When the defendant was on the stand, the record shows that the following took place:

"Q. Are you the defendant in this case? A. Yes, sir.

"Q. What is your age? A. I am in my forty-eighth year.

"Q. Where do you live? A. Right in the edge of Graniteville.

"Q. Are you a man of family? A. Yes, sir.

"Q. What is the extent of your family? A. A wife and two daughters.

"The Court: What has that got to do with this case? It is irregular evidence and out of order. The man is being tried for a liquor charge. The question is perfectly out of order and is to create sympathy in the minds of the jury. The question is absolutely out of order and is ruled out."

The defendant was convicted and appeals on the sole ground that his Honor erred in stating in the presence of the jury that the defense was trying to create sympathy.

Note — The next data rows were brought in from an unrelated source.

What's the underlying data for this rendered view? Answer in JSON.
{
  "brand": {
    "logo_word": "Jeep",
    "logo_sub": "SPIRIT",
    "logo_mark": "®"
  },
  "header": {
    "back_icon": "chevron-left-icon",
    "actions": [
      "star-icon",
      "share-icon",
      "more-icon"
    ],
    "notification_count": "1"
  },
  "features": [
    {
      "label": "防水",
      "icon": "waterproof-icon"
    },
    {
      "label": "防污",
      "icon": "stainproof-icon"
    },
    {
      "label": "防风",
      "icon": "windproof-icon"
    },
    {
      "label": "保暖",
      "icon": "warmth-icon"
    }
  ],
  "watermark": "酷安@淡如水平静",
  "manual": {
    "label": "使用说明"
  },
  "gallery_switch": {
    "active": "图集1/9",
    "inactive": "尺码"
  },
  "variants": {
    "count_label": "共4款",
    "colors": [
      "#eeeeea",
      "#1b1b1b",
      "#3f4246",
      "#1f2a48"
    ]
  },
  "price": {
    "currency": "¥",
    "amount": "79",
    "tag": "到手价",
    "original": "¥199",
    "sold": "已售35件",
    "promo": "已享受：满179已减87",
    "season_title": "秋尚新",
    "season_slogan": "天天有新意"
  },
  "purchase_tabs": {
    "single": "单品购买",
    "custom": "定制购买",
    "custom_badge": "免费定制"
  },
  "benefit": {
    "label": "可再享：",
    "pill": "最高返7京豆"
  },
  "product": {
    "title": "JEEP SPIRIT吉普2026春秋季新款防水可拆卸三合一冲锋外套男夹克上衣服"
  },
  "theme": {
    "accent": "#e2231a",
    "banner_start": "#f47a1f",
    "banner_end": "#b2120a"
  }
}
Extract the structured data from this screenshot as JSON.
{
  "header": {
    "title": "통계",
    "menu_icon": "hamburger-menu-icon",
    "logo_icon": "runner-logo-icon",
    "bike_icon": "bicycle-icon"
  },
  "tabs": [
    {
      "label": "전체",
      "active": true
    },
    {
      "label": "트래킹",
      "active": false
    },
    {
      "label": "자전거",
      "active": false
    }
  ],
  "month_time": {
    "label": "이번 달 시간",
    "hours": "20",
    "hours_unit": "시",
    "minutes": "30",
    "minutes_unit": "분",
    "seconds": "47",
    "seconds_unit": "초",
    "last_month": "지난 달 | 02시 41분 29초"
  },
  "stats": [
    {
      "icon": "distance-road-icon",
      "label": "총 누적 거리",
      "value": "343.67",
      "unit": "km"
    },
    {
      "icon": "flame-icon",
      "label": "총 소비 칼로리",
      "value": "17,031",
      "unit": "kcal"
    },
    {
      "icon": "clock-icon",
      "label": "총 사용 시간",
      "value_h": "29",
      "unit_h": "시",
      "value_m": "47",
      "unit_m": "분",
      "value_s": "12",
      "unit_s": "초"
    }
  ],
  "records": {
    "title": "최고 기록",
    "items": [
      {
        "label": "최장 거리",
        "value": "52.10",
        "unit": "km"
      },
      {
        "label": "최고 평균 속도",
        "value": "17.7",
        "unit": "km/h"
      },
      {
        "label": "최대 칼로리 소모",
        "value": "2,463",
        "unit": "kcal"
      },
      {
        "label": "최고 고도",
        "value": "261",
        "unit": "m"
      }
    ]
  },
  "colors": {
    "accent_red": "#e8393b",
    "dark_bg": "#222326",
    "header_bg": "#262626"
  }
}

It seems to me that the exception should be sustained. It is true a remark made by the presiding Judge in ruling on evidence, etc., is not treated with the same strictness as his formal charge, but these remarks must necessarily have their limits. No one would seriously contend that a trial Judge could say in the presence of the jury, "The defendant and his witnesses have given testimony that is one tissue of false statements." The fact that the judge was ruling on evidence and not formally charging the jury would not *198 cure the defect. It is also true that a defendant sometimes raises a question and calls for a ruling when an adverse ruling will be prejudicial to him. He has no right to complain. He brought it on himself. In the case at bar, the question was not an unusual one, and the State did not object. The presiding Judge did not have to wait for an objection by opposing counsel. It was entirely proper to exclude incompetent testimony of his own motion. In the case of State v. Turner, 117 S.C. on page 474, 109 S.E., at page 120, the presiding Judge said of a witness: "I think he is talking through his hat." A new trial was granted, partly on the ground that the remark practically discredited the witness. In the case at bar the remark tended to discredit the whole defense.

I think the judgment should be reversed, and a new trial ordered.